FLMOHOMER wrote:
03, Fleetwood Discovery, Freightliner chassis, Cat 330HP.
On trip from Florida to Arizona, I was less han 100 miles from home when the low batery light came on. I pulled over as soon as I could and wedged a tooth pick in the emergency start switch. This tied the house batteries [4 six volt] to the chassis system and the light went off. I stopped later at a large parking lot and checked the alternator belt and it was OK. I decided to continue the trip using the house batteries to furnish electrical power. When I got the low battery light again, after running several hours at night, I started the generator and continued the trip.
We completed the roundtrip of over 4,000 miles by using this method. We would charge our batteries in the campgound each night and only run the generator when both battery banks got low.

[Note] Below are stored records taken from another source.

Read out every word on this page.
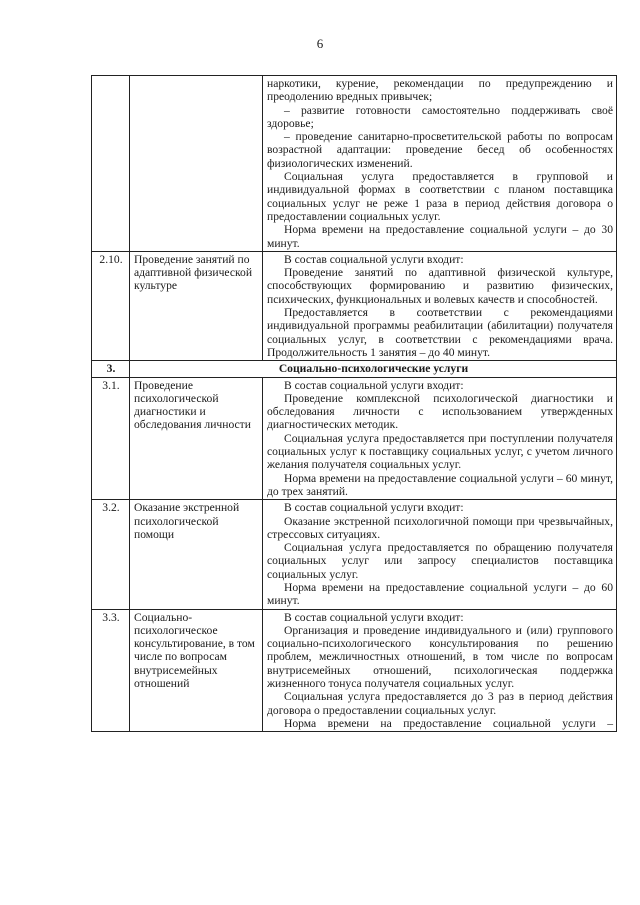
6

		наркотики, курение, рекомендации по предупреждению и преодолению вредных привычек;

– развитие готовности самостоятельно поддерживать своё здоровье;

– проведение санитарно-просветительской работы по вопросам возрастной адаптации: проведение бесед об особенностях физиологических изменений.

Социальная услуга предоставляется в групповой и индивидуальной формах в соответствии с планом поставщика социальных услуг не реже 1 раза в период действия договора о предоставлении социальных услуг.

Норма времени на предоставление социальной услуги – до 30 минут.

2.10.	Проведение занятий по адаптивной физической культуре	В состав социальной услуги входит:

Проведение занятий по адаптивной физической культуре, способствующих формированию и развитию физических, психических, функциональных и волевых качеств и способностей.

Предоставляется в соответствии с рекомендациями индивидуальной программы реабилитации (абилитации) получателя социальных услуг, в соответствии с рекомендациями врача. Продолжительность 1 занятия – до 40 минут.

3.	Социально-психологические услуги	
3.1.	Проведение психологической диагностики и обследования личности	В состав социальной услуги входит:

Проведение комплексной психологической диагностики и обследования личности с использованием утвержденных диагностических методик.

Социальная услуга предоставляется при поступлении получателя социальных услуг к поставщику социальных услуг, с учетом личного желания получателя социальных услуг.

Норма времени на предоставление социальной услуги – 60 минут, до трех занятий.

3.2.	Оказание экстренной психологической помощи	В состав социальной услуги входит:

Оказание экстренной психологичной помощи при чрезвычайных, стрессовых ситуациях.

Социальная услуга предоставляется по обращению получателя социальных услуг или запросу специалистов поставщика социальных услуг.

Норма времени на предоставление социальной услуги – до 60 минут.

3.3.	Социально-психологическое консультирование, в том числе по вопросам внутрисемейных отношений	В состав социальной услуги входит:

Организация и проведение индивидуального и (или) группового социально-психологического консультирования по решению проблем, межличностных отношений, в том числе по вопросам внутрисемейных отношений, психологическая поддержка жизненного тонуса получателя социальных услуг.

Социальная услуга предоставляется до 3 раз в период действия договора о предоставлении социальных услуг.

Норма времени на предоставление социальной услуги –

Once I almost waited to long to start the generator and was barely able to get it to start on the low battery.
I saw in previous posts that others had run home on generator. I was able to keep the generator off for the majority of trip by using the emergency start feature.

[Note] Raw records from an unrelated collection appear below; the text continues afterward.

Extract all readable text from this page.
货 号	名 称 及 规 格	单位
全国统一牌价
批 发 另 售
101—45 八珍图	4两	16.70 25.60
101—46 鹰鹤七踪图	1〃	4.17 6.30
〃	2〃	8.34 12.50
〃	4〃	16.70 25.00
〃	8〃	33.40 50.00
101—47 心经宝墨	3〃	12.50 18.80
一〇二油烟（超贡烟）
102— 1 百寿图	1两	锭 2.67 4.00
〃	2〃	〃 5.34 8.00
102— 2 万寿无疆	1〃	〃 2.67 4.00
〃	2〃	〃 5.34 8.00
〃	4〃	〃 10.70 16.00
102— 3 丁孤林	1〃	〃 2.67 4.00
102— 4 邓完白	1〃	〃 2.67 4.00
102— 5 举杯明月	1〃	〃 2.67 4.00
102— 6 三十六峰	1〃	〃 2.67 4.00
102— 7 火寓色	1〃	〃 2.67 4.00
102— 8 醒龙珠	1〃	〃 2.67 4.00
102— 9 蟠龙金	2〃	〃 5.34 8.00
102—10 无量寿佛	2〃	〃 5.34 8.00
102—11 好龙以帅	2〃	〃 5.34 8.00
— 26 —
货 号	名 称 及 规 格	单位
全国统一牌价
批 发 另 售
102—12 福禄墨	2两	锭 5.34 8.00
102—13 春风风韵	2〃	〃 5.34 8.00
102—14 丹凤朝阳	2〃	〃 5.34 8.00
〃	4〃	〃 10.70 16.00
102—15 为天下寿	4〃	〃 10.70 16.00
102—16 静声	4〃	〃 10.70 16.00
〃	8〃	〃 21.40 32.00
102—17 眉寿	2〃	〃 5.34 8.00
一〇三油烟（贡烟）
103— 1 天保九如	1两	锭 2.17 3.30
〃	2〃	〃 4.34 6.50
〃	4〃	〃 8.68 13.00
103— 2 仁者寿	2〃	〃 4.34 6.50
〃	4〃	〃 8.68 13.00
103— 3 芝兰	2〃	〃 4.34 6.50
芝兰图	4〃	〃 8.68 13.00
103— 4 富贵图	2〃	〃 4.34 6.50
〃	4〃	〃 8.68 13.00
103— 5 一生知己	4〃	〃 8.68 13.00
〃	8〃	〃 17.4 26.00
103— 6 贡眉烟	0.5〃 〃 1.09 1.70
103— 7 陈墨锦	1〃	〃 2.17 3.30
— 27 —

After we finished our trip, we returned the coach to our dealer and had the alternator replace under warranty since it had only 11,000 miles when it failed. I had called Fleetwood to report the failure before I reached 12,000 miles and they stated that I could have the work done under warranty when we returned to Florida.
Doug Ray
I always wondered if this could be done (use the emergency switch to provide power to the chassis in an alternator failiure). Any other side effects? I would agree that you could run the batteries down, but running the generator would not sacrifice them that much, right?